Annoncé à grand renfort médiatique, le concert de lancement des activités du Fan club Patrice Talon n’a plus eu lieu dimanche dernier à Parakou. Mais le meeting des hommes acquis à la cause de l’homme d’affaires s’est tenu, en dépit de l’intervention policière. Charles Toko et les siens fustigent le régionalisme, l’acharnement et la confiscation des libertés.

Sur instigation de la mairie qui a opposé un refus à la tenue du lancement du Fan Club Patrice Talon, manifestation prévue pour se dérouler dimanche 13 septembre dernier dans les locaux des résidences COTEB à Parakou, une horde de policiers a assiégé les lieux empêchant toute entrée dans la maison. La situation est restée tendue et les organisateurs ont dû replier pour se retrouver dans un autre cadre moins propice pour tenir le meeting pour lequel ils ont saisi les autorités municipales à titre d’information et ce, « malgré les tracasseries, intimidations et pressions de toutes sortes, venues de toutes parts», dira le porte-parole des jeunes du Fan club, Obahorin Mouléro. «2016. Oui à Patrice Talon, candidat, candidat, candidat !», ont scandé à l’occasion ces jeunes et femmes acquis à la cause de l’homme d’affaires pour l’élection présidentielle de février prochain, dont ils brandissaient les posters. Ils l’ont invité «à ne pas dérober à son destin».
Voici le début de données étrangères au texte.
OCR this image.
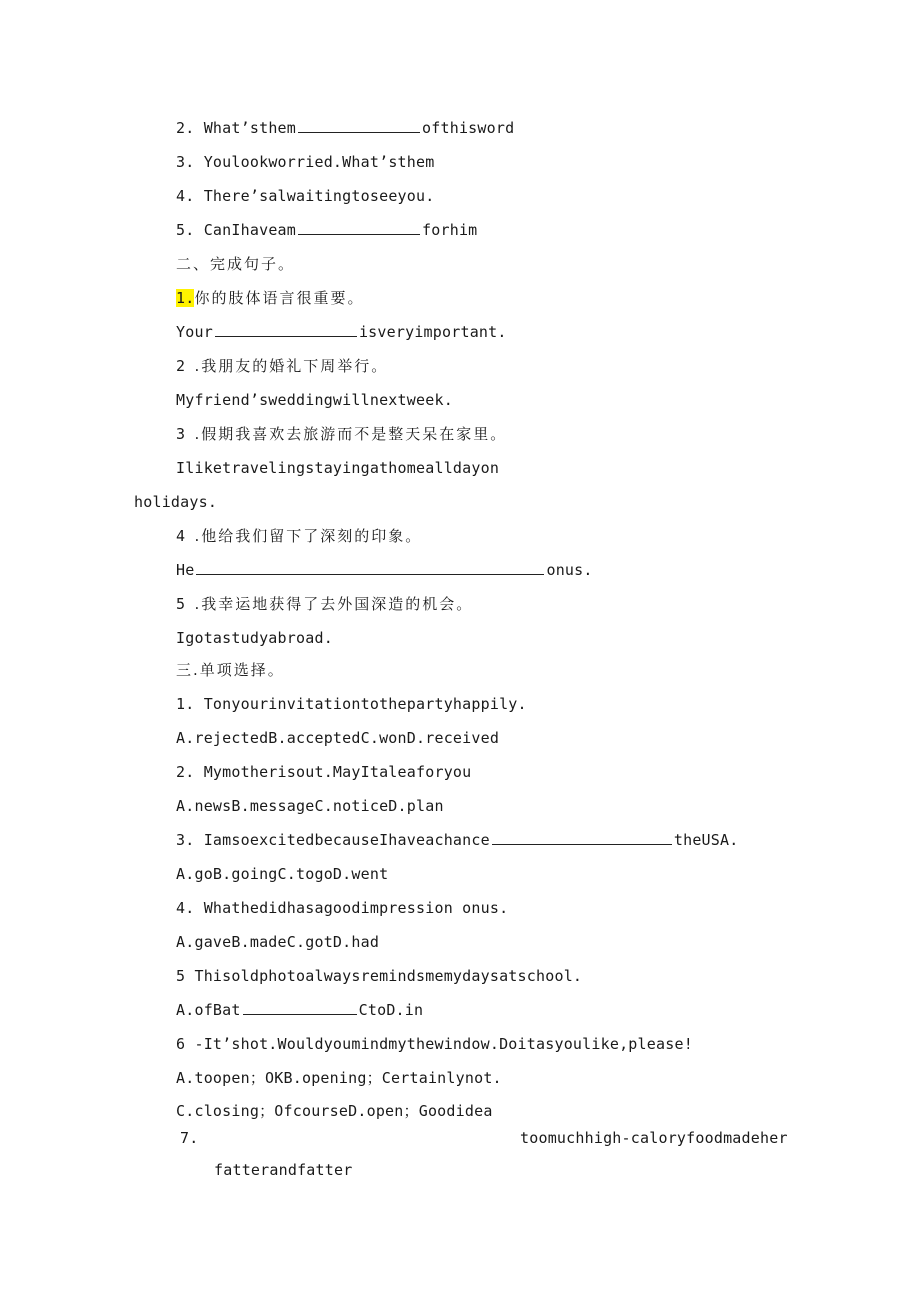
2. What’sthem	ofthisword
3. Youlookworried.What’sthem
4. There’salwaitingtoseeyou.
5. CanIhaveam	forhim
二、完成句子。
1.你的肢体语言很重要。
Your	isveryimportant.
2 .我朋友的婚礼下周举行。
Myfriend’sweddingwillnextweek.
3 .假期我喜欢去旅游而不是整天呆在家里。
Iliketravelingstayingathomealldayon
holidays.
4 .他给我们留下了深刻的印象。
He	onus.
5 .我幸运地获得了去外国深造的机会。
Igotastudyabroad.
三.单项选择。
1. Tonyourinvitationtothepartyhappily.
A.rejectedB.acceptedC.wonD.received
2. Mymotherisout.MayItaleaforyou
A.newsB.messageC.noticeD.plan
3. IamsoexcitedbecauseIhaveachance	theUSA.
A.goB.goingC.togoD.went
4. Whathedidhasagoodimpression onus.
A.gaveB.madeC.gotD.had
5 Thisoldphotoalwaysremindsmemydaysatschool.
A.ofBat	CtoD.in
6 -It’shot.Wouldyoumindmythewindow.Doitasyoulike,please!
A.toopen；OKB.opening；Certainlynot.
C.closing；OfcourseD.open；Goodidea
7.	toomuchhigh-caloryfoodmadeher
fatterandfatter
Certes, l’événement n’a pas connu le grand succès escompté, mais Charles Toko, président national du Fan club Patrice Talon, se réjouit d’avoir tenu le pari en dépit de tout. «On a pu tenir notre meeting; le Fan Club Patrice Talon est lancé et personne n’a pu rien y faire», laisse-t-il entendre. L’élu municipal explique la mésaventure du dimanche dernier par des relents de régionalisme de la part de certains de ses collègues du Conseil municipal de Parakou qui lui reprocheraient de s’aligner derrière un homme du Sud au détriment de ses frères du Nord. « Quand j’étais à la mairie ce vendredi, des gens m’ont approché: des adjoints au maire, des conseillers municipaux originaires de Parakou m’ont approché pour me dire pourquoi moi, un conseiller municipal originaire de Parakou, je vais faire venir un gars du Sud en meeting ici, que je peux aller chercher tout le monde mais je ne dois pas faire venir quelqu’un du Sud. Je leur ai répliqué que Parakou appartient à tout le monde, que Talon peut faire son meeting partout, que la loi ne nous limite pas. En fait, c’est le nœud du problème», explique Charles Toko. Il bat en brèche le risque de «troubles à l’ordre public» évoqué par la mairie pour interdire l’activité, sous le prétexte que d’autres manifestations seraient «prévues pour se dérouler non seulement au cours de la même période, mais aussi à des endroits très rapprochés et à des heures non précisées». «On nous dit qu’il y a une autre réunion à côté. C’est faux. C’est la tactique qui est connue : quand ils ne veulent pas que quelqu’un tienne sa réunion, ils demandent à leurs partisans d’introduire des demandes de manifestations. Je dis trop, c’est trop», lâche-t-il. «Il y a deux semaines, rappelle-t-il, le chef de l’Etat est venu parler de coton et juste à côté, il y avait un parti politique qui se lançait».
Le président du Fan Club Patrice Talon et les siens n’entendent pas baisser les bras. «Nous, nous allons réintroduire une demande dès ce lundi parce que les manifestations du Fan Club Patrice Talon vont s’étaler jusqu’à l’élection présidentielle... Qu’ils interdisent ! Nous sommes là», confie Charles Toko, tout déterminé.
Pour rappel, il y a un an, précisément le mardi 30 septembre 2014, les autorités municipales de Parakou avait fait empêcher par la police la tenue d’une réunion des femmes «Baromètre pour une autre gouvernance». Ces «Amazones» mécontentes et un certain nombre de personnalités avaient également fustigé en son temps la confiscation des libertés d’expression et de regroupement.